From reading about previous studies trying to design sEH inhibitors, Hammock and coworkers knew that molecules that were too similar to EpFAs would be degraded very quickly by the body and wouldn’t remain in circulation long enough to be effective drugs. However, the molecule must still be similar enough to bind to sEH enzymes but without the epoxide needed for the sEH reaction. With this in mind, Hammock and coworkers developed a number of molecules where a central urea group (Fig. 2, blue circle) mimics the epoxide in EpFAs, and hydrophobic (water-repellent) groups would mimic the lipid nature of EpFAs (familiar sources of hydrophobic lipids are butter and oil). The scientists tested many similar molecules of this nature before deciding to move forward with EC5026 for clinical trials.
Many factors must be considered when assessing whether a molecule is fit to be a human drug including: potency (is the effect too strong or too weak?), bioavailability (does the molecule get into the bloodstream and then find its intended target in the body?), in vivo half-life (in a living organism, how long does the molecule remain in circulation before being degraded or expelled from the body?), and potential toxicity of degradation products. EC5026 was chosen for clinical trials in part because similar molecules tested had half-lives in animals that were too long for human trials. Among the candidate molecules, even one atom can make a huge difference in tuning a molecule for drug use. For example, the fluorine atom on EC5026 (Fig. 2, green circle) increased the potency of the inhibitor to an appropriate level. Tests in nerve-damaged rats showed that EC5026 was 20x as effective as the leading neuropathy drug, pregabalin. This fluorine also increased the potential bioavailability by decreasing the symmetry of the molecule and thus decreasing its tendency to clump together (clumps prevent individual molecules from inhibiting sEH enzymes). Because EC5026 doesn’t dissolve well in water alone, the drug was combined with polyethylene glycol (PEG) molecules— which increase solubility because they have water-attracting AND water-repelling regions and are commonly used in drug delivery—before being packaged in drug capsules for oral administration.
The first clinical trial of EC5026 in humans was recently completed.

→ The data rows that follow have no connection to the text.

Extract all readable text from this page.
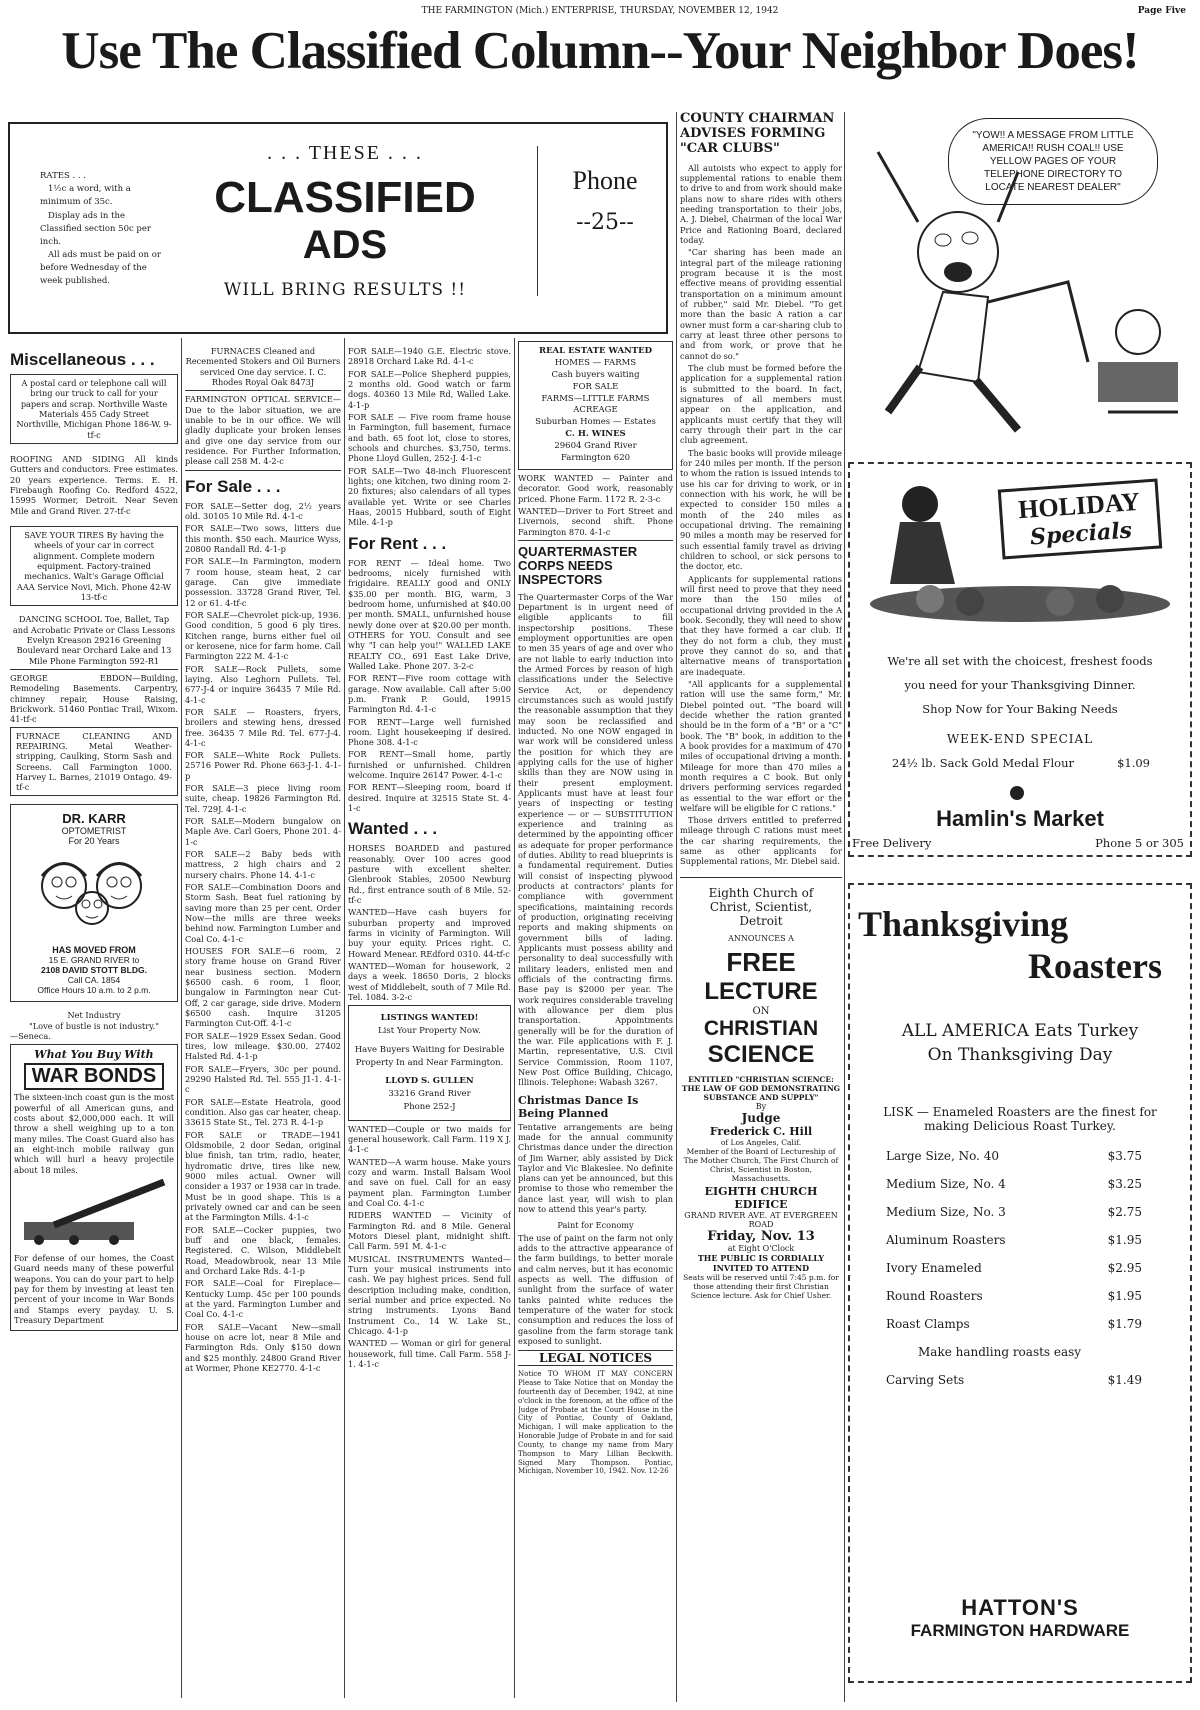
THE FARMINGTON (Mich.) ENTERPRISE, THURSDAY, NOVEMBER 12, 1942	Page Five
Use The Classified Column--Your Neighbor Does!
RATES . . .
1½c a word, with a minimum of 35c.
Display ads in the Classified section 50c per inch.
All ads must be paid on or before Wednesday of the week published.
. . . THESE . . .
CLASSIFIED
ADS
WILL BRING RESULTS !!
Phone
--25--
Miscellaneous . . .
A postal card or telephone call will bring our truck to call for your papers and scrap. Northville Waste Materials 455 Cady Street Northville, Michigan Phone 186-W. 9-tf-c
ROOFING AND SIDING All kinds Gutters and conductors. Free estimates. 20 years experience. Terms. E. H. Firebaugh Roofing Co. Redford 4522, 15995 Wormer, Detroit. Near Seven Mile and Grand River. 27-tf-c
SAVE YOUR TIRES By having the wheels of your car in correct alignment. Complete modern equipment. Factory-trained mechanics. Walt's Garage Official AAA Service Novi, Mich. Phone 42-W 13-tf-c
DANCING SCHOOL Toe, Ballet, Tap and Acrobatic Private or Class Lessons Evelyn Kreason 29216 Greening Boulevard near Orchard Lake and 13 Mile Phone Farmington 592-R1
GEORGE EBDON—Building, Remodeling Basements. Carpentry, chimney repair, House Raising, Brickwork. 51460 Pontiac Trail, Wixom. 41-tf-c
FURNACE CLEANING AND REPAIRING. Metal Weather-stripping, Caulking, Storm Sash and Screens. Call Farmington 1000. Harvey L. Barnes, 21019 Ontago. 49-tf-c
DR. KARR
OPTOMETRIST
For 20 Years
HAS MOVED FROM
15 E. GRAND RIVER to
2108 DAVID STOTT BLDG.
Call CA. 1854
Office Hours 10 a.m. to 2 p.m.
Net Industry
"Love of bustle is not industry."
—Seneca.
What You Buy With
WAR BONDS
The sixteen-inch coast gun is the most powerful of all American guns, and costs about $2,000,000 each. It will throw a shell weighing up to a ton many miles. The Coast Guard also has an eight-inch mobile railway gun which will hurl a heavy projectile about 18 miles.
For defense of our homes, the Coast Guard needs many of these powerful weapons. You can do your part to help pay for them by investing at least ten percent of your income in War Bonds and Stamps every payday. U. S. Treasury Department
FURNACES Cleaned and Recemented Stokers and Oil Burners serviced One day service. I. C. Rhodes Royal Oak 8473J
FARMINGTON OPTICAL SERVICE—Due to the labor situation, we are unable to be in our office. We will gladly duplicate your broken lenses and give one day service from our residence. For Further Information, please call 258 M. 4-2-c
For Sale . . .
FOR SALE—Setter dog, 2½ years old. 30105 10 Mile Rd. 4-1-c
FOR SALE—Two sows, litters due this month. $50 each. Maurice Wyss, 20800 Randall Rd. 4-1-p
FOR SALE—In Farmington, modern 7 room house, steam heat, 2 car garage. Can give immediate possession. 33728 Grand River, Tel. 12 or 61. 4-tf-c
FOR SALE—Chevrolet pick-up, 1936. Good condition, 5 good 6 ply tires. Kitchen range, burns either fuel oil or kerosene, nice for farm home. Call Farmington 222 M. 4-1-c
FOR SALE—Rock Pullets, some laying. Also Leghorn Pullets. Tel. 677-J-4 or inquire 36435 7 Mile Rd. 4-1-c
FOR SALE — Roasters, fryers, broilers and stewing hens, dressed free. 36435 7 Mile Rd. Tel. 677-J-4. 4-1-c
FOR SALE—White Rock Pullets. 25716 Power Rd. Phone 663-J-1. 4-1-p
FOR SALE—3 piece living room suite, cheap. 19826 Farmington Rd. Tel. 729J. 4-1-c
FOR SALE—Modern bungalow on Maple Ave. Carl Goers, Phone 201. 4-1-c
FOR SALE—2 Baby beds with mattress, 2 high chairs and 2 nursery chairs. Phone 14. 4-1-c
FOR SALE—Combination Doors and Storm Sash. Beat fuel rationing by saving more than 25 per cent. Order Now—the mills are three weeks behind now. Farmington Lumber and Coal Co. 4-1-c
HOUSES FOR SALE—6 room, 2 story frame house on Grand River near business section. Modern $6500 cash. 6 room, 1 floor, bungalow in Farmington near Cut-Off, 2 car garage, side drive. Modern $6500 cash. Inquire 31205 Farmington Cut-Off. 4-1-c
FOR SALE—1929 Essex Sedan. Good tires, low mileage. $30.00. 27402 Halsted Rd. 4-1-p
FOR SALE—Fryers, 30c per pound. 29290 Halsted Rd. Tel. 555 J1-1. 4-1-c
FOR SALE—Estate Heatrola, good condition. Also gas car heater, cheap. 33615 State St., Tel. 273 R. 4-1-p
FOR SALE or TRADE—1941 Oldsmobile, 2 door Sedan, original blue finish, tan trim, radio, heater, hydromatic drive, tires like new, 9000 miles actual. Owner will consider a 1937 or 1938 car in trade. Must be in good shape. This is a privately owned car and can be seen at the Farmington Mills. 4-1-c
FOR SALE—Cocker puppies, two buff and one black, females. Registered. C. Wilson, Middlebelt Road, Meadowbrook, near 13 Mile and Orchard Lake Rds. 4-1-p
FOR SALE—Coal for Fireplace—Kentucky Lump. 45c per 100 pounds at the yard. Farmington Lumber and Coal Co. 4-1-c
FOR SALE—Vacant New—small house on acre lot, near 8 Mile and Farmington Rds. Only $150 down and $25 monthly. 24800 Grand River at Wormer, Phone KE2770. 4-1-c
FOR SALE—1940 G.E. Electric stove. 28918 Orchard Lake Rd. 4-1-c
FOR SALE—Police Shepherd puppies, 2 months old. Good watch or farm dogs. 40360 13 Mile Rd, Walled Lake. 4-1-p
FOR SALE — Five room frame house in Farmington, full basement, furnace and bath. 65 foot lot, close to stores, schools and churches. $3,750, terms. Phone Lloyd Gullen, 252-J. 4-1-c
FOR SALE—Two 48-inch Fluorescent lights; one kitchen, two dining room 2-20 fixtures; also calendars of all types available yet. Write or see Charles Haas, 20015 Hubbard, south of Eight Mile. 4-1-p
For Rent . . .
FOR RENT — Ideal home. Two bedrooms, nicely furnished with frigidaire. REALLY good and ONLY $35.00 per month. BIG, warm, 3 bedroom home, unfurnished at $40.00 per month. SMALL, unfurnished house newly done over at $20.00 per month. OTHERS for YOU. Consult and see why "I can help you!" WALLED LAKE REALTY CO., 691 East Lake Drive, Walled Lake. Phone 207. 3-2-c
FOR RENT—Five room cottage with garage. Now available. Call after 5:00 p.m. Frank P. Gould, 19915 Farmington Rd. 4-1-c
FOR RENT—Large well furnished room. Light housekeeping if desired. Phone 308. 4-1-c
FOR RENT—Small home, partly furnished or unfurnished. Children welcome. Inquire 26147 Power. 4-1-c
FOR RENT—Sleeping room, board if desired. Inquire at 32515 State St. 4-1-c
Wanted . . .
HORSES BOARDED and pastured reasonably. Over 100 acres good pasture with excellent shelter. Glenbrook Stables, 20500 Newburg Rd., first entrance south of 8 Mile. 52-tf-c
WANTED—Have cash buyers for suburban property and improved farms in vicinity of Farmington. Will buy your equity. Prices right. C. Howard Menear. REdford 0310. 44-tf-c
WANTED—Woman for housework, 2 days a week. 18650 Doris, 2 blocks west of Middlebelt, south of 7 Mile Rd. Tel. 1084. 3-2-c
LISTINGS WANTED!
List Your Property Now.
Have Buyers Waiting for Desirable Property In and Near Farmington.
LLOYD S. GULLEN
33216 Grand River
Phone 252-J
WANTED—Couple or two maids for general housework. Call Farm. 119 X J. 4-1-c
WANTED—A warm house. Make yours cozy and warm. Install Balsam Wool and save on fuel. Call for an easy payment plan. Farmington Lumber and Coal Co. 4-1-c
RIDERS WANTED — Vicinity of Farmington Rd. and 8 Mile. General Motors Diesel plant, midnight shift. Call Farm. 591 M. 4-1-c
MUSICAL INSTRUMENTS Wanted—Turn your musical instruments into cash. We pay highest prices. Send full description including make, condition, serial number and price expected. No string instruments. Lyons Band Instrument Co., 14 W. Lake St., Chicago. 4-1-p
WANTED — Woman or girl for general housework, full time. Call Farm. 558 J-1. 4-1-c
REAL ESTATE WANTED
HOMES — FARMS
Cash buyers waiting
FOR SALE
FARMS—LITTLE FARMS
ACREAGE
Suburban Homes — Estates
C. H. WINES
29604 Grand River
Farmington 620
WORK WANTED — Painter and decorator. Good work, reasonably priced. Phone Farm. 1172 R. 2-3-c
WANTED—Driver to Fort Street and Livernois, second shift. Phone Farmington 870. 4-1-c
QUARTERMASTER CORPS NEEDS INSPECTORS
The Quartermaster Corps of the War Department is in urgent need of eligible applicants to fill inspectorship positions. These employment opportunities are open to men 35 years of age and over who are not liable to early induction into the Armed Forces by reason of high classifications under the Selective Service Act, or dependency circumstances such as would justify the reasonable assumption that they may soon be reclassified and inducted. No one NOW engaged in war work will be considered unless the position for which they are applying calls for the use of higher skills than they are NOW using in their present employment. Applicants must have at least four years of inspecting or testing experience — or — SUBSTITUTION experience and training as determined by the appointing officer as adequate for proper performance of duties. Ability to read blueprints is a fundamental requirement. Duties will consist of inspecting plywood products at contractors' plants for compliance with government specifications, maintaining records of production, originating receiving reports and making shipments on government bills of lading. Applicants must possess ability and personality to deal successfully with military leaders, enlisted men and officials of the contracting firms. Base pay is $2000 per year. The work requires considerable traveling with allowance per diem plus transportation. Appointments generally will be for the duration of the war. File applications with F. J. Martin, representative, U.S. Civil Service Commission, Room 1107, New Post Office Building, Chicago, Illinois. Telephone: Wabash 3267.
Christmas Dance Is Being Planned
Tentative arrangements are being made for the annual community Christmas dance under the direction of Jim Warner, ably assisted by Dick Taylor and Vic Blakeslee. No definite plans can yet be announced, but this promise to those who remember the dance last year, will wish to plan now to attend this year's party.
Paint for Economy
The use of paint on the farm not only adds to the attractive appearance of the farm buildings, to better morale and calm nerves, but it has economic aspects as well. The diffusion of sunlight from the surface of water tanks painted white reduces the temperature of the water for stock consumption and reduces the loss of gasoline from the farm storage tank exposed to sunlight.
LEGAL NOTICES
Notice TO WHOM IT MAY CONCERN Please to Take Notice that on Monday the fourteenth day of December, 1942, at nine o'clock in the forenoon, at the office of the Judge of Probate at the Court House in the City of Pontiac, County of Oakland, Michigan, I will make application to the Honorable Judge of Probate in and for said County, to change my name from Mary Thompson to Mary Lillian Beckwith. Signed Mary Thompson. Pontiac, Michigan, November 10, 1942. Nov. 12-26
COUNTY CHAIRMAN ADVISES FORMING "CAR CLUBS"
All autoists who expect to apply for supplemental rations to enable them to drive to and from work should make plans now to share rides with others needing transportation to their jobs, A. J. Diebel, Chairman of the local War Price and Rationing Board, declared today.
"Car sharing has been made an integral part of the mileage rationing program because it is the most effective means of providing essential transportation on a minimum amount of rubber," said Mr. Diebel. "To get more than the basic A ration a car owner must form a car-sharing club to carry at least three other persons to and from work, or prove that he cannot do so."
The club must be formed before the application for a supplemental ration is submitted to the board. In fact, signatures of all members must appear on the application, and applicants must certify that they will carry through their part in the car club agreement.
The basic books will provide mileage for 240 miles per month. If the person to whom the ration is issued intends to use his car for driving to work, or in connection with his work, he will be expected to consider 150 miles a month of the 240 miles as occupational driving. The remaining 90 miles a month may be reserved for such essential family travel as driving children to school, or sick persons to the doctor, etc.
Applicants for supplemental rations will first need to prove that they need more than the 150 miles of occupational driving provided in the A book. Secondly, they will need to show that they have formed a car club. If they do not form a club, they must prove they cannot do so, and that alternative means of transportation are inadequate.
"All applicants for a supplemental ration will use the same form," Mr. Diebel pointed out. "The board will decide whether the ration granted should be in the form of a "B" or a "C" book. The "B" book, in addition to the A book provides for a maximum of 470 miles of occupational driving a month. Mileage for more than 470 miles a month requires a C book. But only drivers performing services regarded as essential to the war effort or the welfare will be eligible for C rations."
Those drivers entitled to preferred mileage through C rations must meet the car sharing requirements, the same as other applicants for Supplemental rations, Mr. Diebel said.
Eighth Church of
Christ, Scientist,
Detroit
ANNOUNCES A
FREE
LECTURE
ON
CHRISTIAN
SCIENCE
ENTITLED "CHRISTIAN SCIENCE: THE LAW OF GOD DEMONSTRATING SUBSTANCE AND SUPPLY"
By
Judge
Frederick C. Hill
of Los Angeles, Calif.
Member of the Board of Lectureship of The Mother Church, The First Church of Christ, Scientist in Boston, Massachusetts.
EIGHTH CHURCH EDIFICE
GRAND RIVER AVE. AT EVERGREEN ROAD
Friday, Nov. 13
at Eight O'Clock
THE PUBLIC IS CORDIALLY INVITED TO ATTEND
Seats will be reserved until 7:45 p.m. for those attending their first Christian Science lecture. Ask for Chief Usher.
"YOW!! A MESSAGE FROM LITTLE AMERICA!! RUSH COAL!! USE YELLOW PAGES OF YOUR TELEPHONE DIRECTORY TO LOCATE NEAREST DEALER"
HOLIDAY
Specials
We're all set with the choicest, freshest foods
you need for your Thanksgiving Dinner.
Shop Now for Your Baking Needs
WEEK-END SPECIAL
24½ lb. Sack Gold Medal Flour	$1.09
Hamlin's Market
Free Delivery	Phone 5 or 305
Thanksgiving
Roasters
ALL AMERICA Eats Turkey
On Thanksgiving Day
LISK — Enameled Roasters are the finest for making Delicious Roast Turkey.
Large Size, No. 40	$3.75
Medium Size, No. 4	$3.25
Medium Size, No. 3	$2.75
Aluminum Roasters	$1.95
Ivory Enameled	$2.95
Round Roasters	$1.95
Roast Clamps	$1.79
Make handling roasts easy
Carving Sets	$1.49
HATTON'S
FARMINGTON HARDWARE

In this study, a small dose of the drug was given to healthy people to determine its safety. Once this dose was deemed safe, a higher dose was administered. Five different doses were tested, and happily, even at twelve-times the predicted necessary dose, no adverse side effects or toxic degradation products were seen. The road towards FDA approval is long and just beginning, but the results are promising. The next step for EC5026 is for each dose to be administered once daily for seven days to look for any side effects that might appear. Only then can the effectiveness of the drug begin to be tested on humans who have chronic pain conditions. Still, the progress of EC5026 is very exciting as a possible alternative to dangerous and less effective therapeutics.